Die Waldbrandzentrale in Lüneburg ist angesichts der trockenen Bedingungen in Habachtstellung. «Seit dem 6. März haben wir großflächig Stufe 3 erreicht und mussten die Zentrale besetzen», sagte Leiter Knut Sierk. «Das ist sehr früh, wir waren schon überrascht.» Lediglich in der vergangenen Woche, als es nieselte, habe es leichte Entspannung gegeben.
In der Lüneburger Heide und in der Ostheide gelte erstmals in diesem Jahr durchgängig für die nächsten Tage die Waldbrandgefahrenstufe 4. «Wir sind gut besetzt und vorbereitet auf das, was kommen mag», betonte Sierk. Bis zum Wochenende werde es wärmer, die relative Luftfeuchtigkeit sinke und es wehten leichte Winde - die Parameter sprechen für Waldbrände. Die Gebiete um Celle, Faßberg, Bergen und Lüchow habe man besonders im Blick.

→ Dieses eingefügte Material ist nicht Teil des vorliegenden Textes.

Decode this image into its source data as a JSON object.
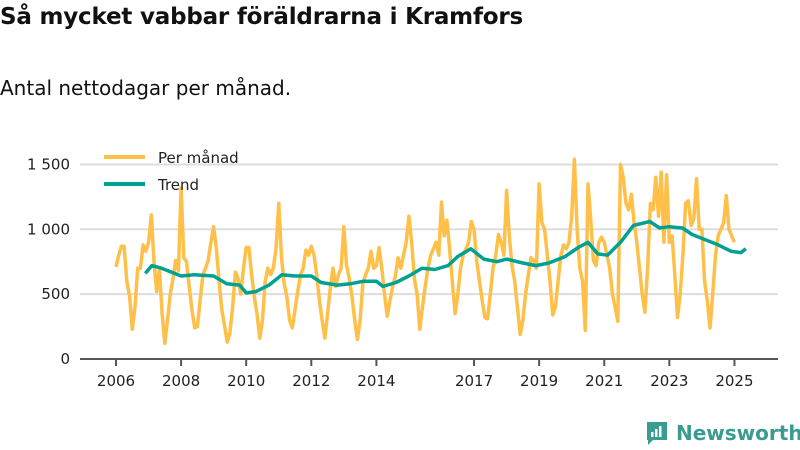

Am Nachmittag musste die Bahnstrecke Buchholz/Nordheide nach Hannover bei Schneverdingen für etwa eine Stunde wegen eines Brandes neben den Gleisen gesperrt werden. Nachdem die Feuerwehr das Feuer gelöscht hatte, konnte der Verkehr wieder aufgenommen werden, bestätigte ein Bahnsprecher einen Bericht des «Hamburger Abendblatts».